We reached Nimtalla Ghat about twelve; after staying
there for about ten to fifteen minutes, sprinkling
the holy water on the dead body, all proceeded slowly
to the Kultalla Ghat, about three miles north of Nimtalla.
The dead body, wrapped in new clothes, being placed
on the pyre, my aunt was desired to walk seven times
round it, which she did while strewing flowers, cowries
(shells), and parched rice on the ground. It struck
me at the time that, at every successive circumambulation,
her strength and presence of mind failed; whereupon
the Darogah (government representative) stepped forward
once more and endeavoured, even at the last moment,
to deter her from her fatal determination. But
she, at the very threshold of ghastly death, in the
last hour of expiring life, the fatal torch of Yama
(Pluto) before her, calmly ascended the funeral pile
and, lying down by the side of her husband with one
hand under his head, and another on his breast, was
heard to call in a half-suppressed voice, ’Hari,
Hari,’ a sign of her firm belief
in the reality of eternal beatitude. When she
had thus laid herself on the funeral pyre, she was
instantly covered, or rather choked, with dried wood,
while some stout men with bamboos held and pressed
down the pyre, which was by this time burning fiercely
on all sides.
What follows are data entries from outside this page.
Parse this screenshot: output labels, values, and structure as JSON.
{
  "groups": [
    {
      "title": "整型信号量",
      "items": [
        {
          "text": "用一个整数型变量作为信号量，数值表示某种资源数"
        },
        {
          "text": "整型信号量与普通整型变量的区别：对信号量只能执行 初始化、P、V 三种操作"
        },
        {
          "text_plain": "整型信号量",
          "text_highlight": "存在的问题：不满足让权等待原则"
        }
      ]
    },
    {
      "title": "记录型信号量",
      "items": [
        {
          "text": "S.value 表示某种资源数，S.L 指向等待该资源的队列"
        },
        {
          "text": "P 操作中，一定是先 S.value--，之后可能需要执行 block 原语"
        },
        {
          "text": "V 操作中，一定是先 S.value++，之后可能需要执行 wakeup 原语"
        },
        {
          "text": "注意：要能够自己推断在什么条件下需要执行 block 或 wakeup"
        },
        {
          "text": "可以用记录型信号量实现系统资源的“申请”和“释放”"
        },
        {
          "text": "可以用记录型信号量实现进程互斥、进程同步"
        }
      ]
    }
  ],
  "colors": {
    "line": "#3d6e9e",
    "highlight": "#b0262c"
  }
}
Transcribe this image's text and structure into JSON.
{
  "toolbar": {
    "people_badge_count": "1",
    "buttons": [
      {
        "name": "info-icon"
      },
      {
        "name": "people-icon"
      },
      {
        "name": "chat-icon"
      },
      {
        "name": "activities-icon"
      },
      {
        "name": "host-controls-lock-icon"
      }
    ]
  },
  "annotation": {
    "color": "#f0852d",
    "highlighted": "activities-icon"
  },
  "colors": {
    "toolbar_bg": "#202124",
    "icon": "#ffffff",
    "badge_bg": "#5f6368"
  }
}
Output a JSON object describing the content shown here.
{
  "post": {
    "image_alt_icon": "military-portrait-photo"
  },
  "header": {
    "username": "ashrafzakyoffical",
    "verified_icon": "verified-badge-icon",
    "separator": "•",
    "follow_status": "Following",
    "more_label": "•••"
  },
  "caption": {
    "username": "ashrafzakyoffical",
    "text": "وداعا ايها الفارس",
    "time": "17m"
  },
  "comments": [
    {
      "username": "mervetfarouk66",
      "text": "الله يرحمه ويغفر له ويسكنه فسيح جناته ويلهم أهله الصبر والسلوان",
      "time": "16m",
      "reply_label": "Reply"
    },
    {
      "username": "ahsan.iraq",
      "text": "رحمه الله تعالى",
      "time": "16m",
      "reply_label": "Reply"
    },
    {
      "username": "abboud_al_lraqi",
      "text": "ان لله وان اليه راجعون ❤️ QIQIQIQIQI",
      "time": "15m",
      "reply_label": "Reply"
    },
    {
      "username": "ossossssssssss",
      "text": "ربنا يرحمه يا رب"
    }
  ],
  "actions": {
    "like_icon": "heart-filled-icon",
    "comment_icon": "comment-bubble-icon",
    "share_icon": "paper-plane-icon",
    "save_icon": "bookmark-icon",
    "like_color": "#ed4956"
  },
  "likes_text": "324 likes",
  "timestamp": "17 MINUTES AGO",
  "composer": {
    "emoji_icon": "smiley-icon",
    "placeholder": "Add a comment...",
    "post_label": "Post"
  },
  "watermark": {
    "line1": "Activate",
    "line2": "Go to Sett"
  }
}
A great shout of exultation then
arose from the surrounding spectators, till both the
dead and living bodies were converted into a handful
of dust and ashes."
The custom of Sati has been outlawed;
but the spirit of Sati still dominates the womanly
heart of the Hindu wife.
It is this beautiful blending of piety
and wifely devotion which has been the song of Hindu
poets, and the admiration of the Hindu community,
from time immemorial. It is true that a wife dare
not utter the name of her husband. The name of
the husband of a Hindu woman was Faith. When
she came to read the Bible, she skipped this word every
time it occurred in her reading. Why should she
demean her lord by pronouncing publicly his sacred
name?
And yet, when it comes to matters
of religion, her stern piety and her religious devotion
in the home are the most potent factor of the household;
and husband and father will bow to her supremacy in
this realm. All public life and social functions
have been proscribed to her; therefore, does she see
to it that in her narrow home sphere, both religiously
and in the training of her children, her influence
shall be supreme. And it is.
It is here that the progress of Christianity
is much impeded in India. A man is often found
ready to change his faith, and to abide the consequence
of the same. It is much more difficult for a woman
to transfer her affection. But the conversion
of the husband will not abide in permanence so long
as the wife persists in her devotion to the ancestral
faith. The writer has often seen illustrations
of this supremacy of the influence of the woman.
But it is not always so. In 1823, a Brahman child
was born in Calcutta. When six years old, he
lighted, by torch, the funeral pyre of his dead father
and living mother. When he attained manhood and
had received a University education, he became a Christian.
He was then not only renounced by his family, but
his young wife also spurned and denied him. In
accordance with her faith, she regarded and treated
him as dead, performed his funeral rites, and, with
shaven head, unjewelled body, and the widow’s
white cloth, mourned his decease as if he had actually
died. For Christ’s sake he had been an outcast
from his people and was twice dead to his beloved.
This experience has been repeated a thousand times
in India in the case of Christian converts. But,
in this particular instance, there was a remarkable
denouement. The young man, deserted, divorced,
and ceremonially buried by his wife, married a Christian
woman, with whom he lived happily for many years.
But after her death he returned to his first love
and remarried the widow of his youth, who,
in the meanwhile, had relented and become a Christian.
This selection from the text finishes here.